Ignore events that are still safe to skip. ignore(...) is accepted from received, failed, and dead. It is a no-op when the event is already ignored, and it rejects processing and handled.

If a queued job for the event is claimed later, the worker short-circuits it without invoking the handler.

If run_worker(...) raises outside normal handler retry/dead-letter handling, Knocker records local worker state and calls on_error before re-raising. Inspect worker state through your binding’s worker-state helper where available.

Knocker does not supervise your process. Wrap run_worker(...) in your app’s normal task supervision or process manager, and restart it the same way you restart the rest of your application.

What restart confidence Knocker actually tests

Section titled “What restart confidence Knocker actually tests”

Knocker does not claim special crash semantics beyond the SQLite transactions it uses.

What is explicitly covered in the repo today:

  • a real subprocess-kill test where ingress work is interrupted before commit; the fresh reopen sees no phantom Event, Delivery, or queued job
  • committed ingress survives a fresh-process reopen and is still processable
  • expired claims can be reclaimed after reopen and drained normally

So the mental model is intentionally boring:

  • if the relevant SQLite transaction committed, Knocker state committed
  • if it rolled back or never committed, Knocker state did not durably change

Representative local benchmark command:

Terminal window
uv run --group dev python bench/knocker_bench.py --ingest-n 5000 --worker-n 5000

Representative local numbers on an Apple M1 Pro, Python 3.13.5, SQLite 3.49.1:

  • durable ingress-only: 5,000 events in 1.445s (3,460/s, 0.289 ms/event)
  • no-op-handler worker drain: 5,000 events in 1.836s (2,723/s, 0.367 ms/event)

These numbers assume the ordinary hot path: one long-lived knocker.open(...) per process.
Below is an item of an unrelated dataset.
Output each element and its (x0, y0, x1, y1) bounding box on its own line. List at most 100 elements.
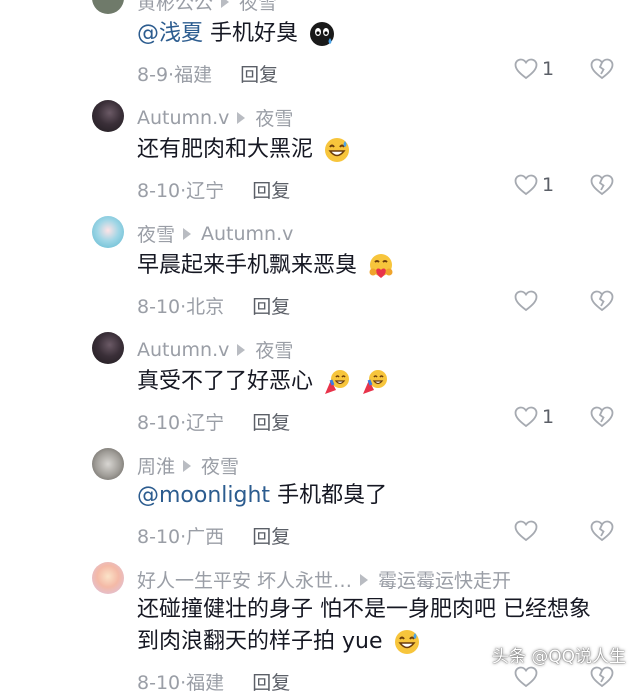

Ingress and workers may run in separate processes against the same SQLite file, but many independent handles inside one process are a degraded contention mode.

Pruning is explicit and irreversible. Preview candidates with read APIs first, then prune with a bounded threshold. Prune old orphan deliveries separately. Every prune call writes a durable audit row. Use the Retention and pruning page for binding-specific calls.

Audit rows include what was deleted, when, and which filters were used. Even a no-op prune (zero rows deleted) records an audit row so the operator timeline is unambiguous.

Reach for deliveries when the question is about what arrived:

  • Was the signature valid?
  • Did the provider retry?
  • Did the redelivery body differ from the canonical event body?
  • Was a receipt stored but not linked to an event?

Reach for events when the question is about processing:

  • Did this handler run?
  • Is the event dead or failed?
  • Should the operator requeue, replay, ignore, or prune it?